For grown-ups to waste critical vitriol on this band plays right into Durst's hands like "Little Fred" surely did before the fat rock star bank came to obscure his Joe Blow grill. He wants Limp Bizkit to be seen as a musical black sheep to further his cred among disenchanted 14-year-olds. Bizkit's critical shellacking makes them all the more relatable to their audience, as music critics to this band are like the angry moms and dads that scream at their kids to stop lighting their farts—seemingly out of touch parental units ordering them to do something they don't want to: Grow up.

This juvenilia is manifest on Chocolate Starfish and the Hot Dog Flavored Water, from the clumsy sexual references in its title to its expletive overkill. Occasionally, this results in some puerile thrills. On the pile-driving "Full Nelson," Wes Borland's slobbering, discordant guitar invokes the spirit of Page Hamilton in the sadly deceased Helmet, while "Hotdog" is heavier than Rosie O' Donnell juggling bricks.

But when the band attempts to broaden their narrow bandwidth by incorporating more melody and restraint, they meet with mixed results. Listening to Durst whinny on "My Way" is akin to shoving one's genitals into a mulcher, while his duet with Scott Weiland on "Hold On" is as flaccid as Bob Dole jonesing for a Viagra fix.

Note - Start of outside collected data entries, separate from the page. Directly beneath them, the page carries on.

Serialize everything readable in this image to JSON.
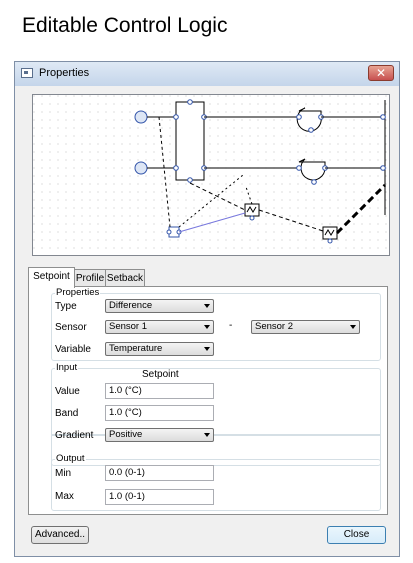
{
  "heading": "Editable Control Logic",
  "window": {
    "title": "Properties",
    "close_glyph": "✕"
  },
  "tabs": [
    {
      "label": "Setpoint",
      "active": true
    },
    {
      "label": "Profile",
      "active": false
    },
    {
      "label": "Setback",
      "active": false
    }
  ],
  "properties": {
    "group_label": "Properties",
    "type_label": "Type",
    "type_value": "Difference",
    "sensor_label": "Sensor",
    "sensor1_value": "Sensor 1",
    "separator": "-",
    "sensor2_value": "Sensor 2",
    "variable_label": "Variable",
    "variable_value": "Temperature"
  },
  "input": {
    "group_label": "Input",
    "column_header": "Setpoint",
    "value_label": "Value",
    "value_value": "1.0 (°C)",
    "band_label": "Band",
    "band_value": "1.0 (°C)",
    "gradient_label": "Gradient",
    "gradient_value": "Positive"
  },
  "output": {
    "group_label": "Output",
    "min_label": "Min",
    "min_value": "0.0 (0-1)",
    "max_label": "Max",
    "max_value": "1.0 (0-1)"
  },
  "buttons": {
    "advanced": "Advanced..",
    "close": "Close"
  },
  "colors": {
    "node_fill": "#dde6f5",
    "node_stroke": "#3355aa",
    "link_dash": "#000000",
    "link_blue": "#7777dd"
  },
  "icons": [
    "window-icon",
    "close-icon",
    "dropdown-arrow-icon",
    "fan-icon",
    "damper-icon",
    "sensor-icon",
    "controller-icon"
  ]
}
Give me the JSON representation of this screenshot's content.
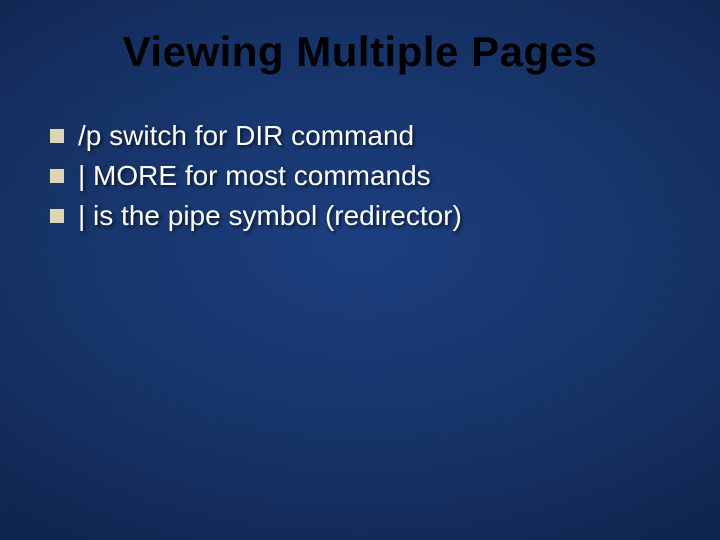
{
  "slide": {
    "title": "Viewing Multiple Pages",
    "bullets": [
      "/p switch for DIR command",
      "| MORE for most commands",
      "| is the pipe symbol (redirector)"
    ]
  }
}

Meanwhile, the Swizz Beatz-produced "Rollin' (Urban Assault Vehicle)" is a cluttered affair as overlong as John Holmes' manhood, with DMX, Method Man, and Redman all vying for time, and Durst's pairing with Xzibit on "Getcha Groove On" is rendered laughable by the chicken-chested Durst's dubious, nut-grabbing male bravado. The best moment of the album occurs on the outro when Ben Stiller goofs on this pseudomenace. "Watch out mom, big bad rock star" he mocks aptly. And for those with day jobs and electric bills, this album is far less scary than the skillet grime in a sink full of unwashed dishes or the ire of an unpaid landlord.

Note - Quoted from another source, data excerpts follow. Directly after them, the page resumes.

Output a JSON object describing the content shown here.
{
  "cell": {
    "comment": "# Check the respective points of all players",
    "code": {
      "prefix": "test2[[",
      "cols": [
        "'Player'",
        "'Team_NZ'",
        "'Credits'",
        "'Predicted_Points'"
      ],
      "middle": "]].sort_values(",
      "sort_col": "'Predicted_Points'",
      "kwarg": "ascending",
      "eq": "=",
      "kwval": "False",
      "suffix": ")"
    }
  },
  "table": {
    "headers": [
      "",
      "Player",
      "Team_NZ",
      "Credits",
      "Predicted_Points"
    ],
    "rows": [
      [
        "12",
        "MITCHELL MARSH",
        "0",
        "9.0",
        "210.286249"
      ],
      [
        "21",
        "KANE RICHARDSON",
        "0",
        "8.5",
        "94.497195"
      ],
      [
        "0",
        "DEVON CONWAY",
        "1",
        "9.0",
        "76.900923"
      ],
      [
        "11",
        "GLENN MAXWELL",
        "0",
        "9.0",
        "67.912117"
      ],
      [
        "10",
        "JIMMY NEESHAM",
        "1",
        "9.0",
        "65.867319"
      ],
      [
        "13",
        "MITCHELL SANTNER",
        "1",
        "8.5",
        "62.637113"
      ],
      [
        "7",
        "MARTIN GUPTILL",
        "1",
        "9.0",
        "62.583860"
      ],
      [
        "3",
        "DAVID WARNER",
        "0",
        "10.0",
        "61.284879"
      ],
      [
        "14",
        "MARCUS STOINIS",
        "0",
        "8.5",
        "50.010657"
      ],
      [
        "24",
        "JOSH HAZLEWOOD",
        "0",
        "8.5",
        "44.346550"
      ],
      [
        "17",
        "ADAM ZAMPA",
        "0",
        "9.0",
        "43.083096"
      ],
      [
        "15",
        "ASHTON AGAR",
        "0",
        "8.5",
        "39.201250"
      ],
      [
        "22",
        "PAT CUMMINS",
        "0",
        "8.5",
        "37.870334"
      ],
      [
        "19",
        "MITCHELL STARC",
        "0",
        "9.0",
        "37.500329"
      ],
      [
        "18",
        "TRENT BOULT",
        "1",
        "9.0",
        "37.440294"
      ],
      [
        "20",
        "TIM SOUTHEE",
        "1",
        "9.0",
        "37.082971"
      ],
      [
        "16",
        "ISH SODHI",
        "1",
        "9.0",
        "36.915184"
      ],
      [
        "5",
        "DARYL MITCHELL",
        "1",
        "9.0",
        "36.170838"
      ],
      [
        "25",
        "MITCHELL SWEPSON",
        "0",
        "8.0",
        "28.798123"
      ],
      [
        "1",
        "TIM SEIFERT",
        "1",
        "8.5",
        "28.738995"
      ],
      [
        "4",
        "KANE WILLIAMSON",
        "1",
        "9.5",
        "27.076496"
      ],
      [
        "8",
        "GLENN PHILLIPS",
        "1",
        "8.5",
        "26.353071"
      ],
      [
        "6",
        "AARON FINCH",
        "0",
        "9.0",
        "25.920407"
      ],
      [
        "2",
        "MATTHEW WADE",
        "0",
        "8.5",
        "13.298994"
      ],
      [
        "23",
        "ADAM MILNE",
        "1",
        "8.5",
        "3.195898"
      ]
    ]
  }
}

But this album's utility doesn't lie in invigorating taxpayers. Its importance, rather, is in galvanizing angry young headbangers, inspiring them to ditch the female-repelling bullet belts and circulation-defeating jeans—to cease the chicken choking and rage against the Vaseline.

Limp Bizkit play Tacoma Dome with Eminem, Papa Roach, and Xzibit Monday, November 13.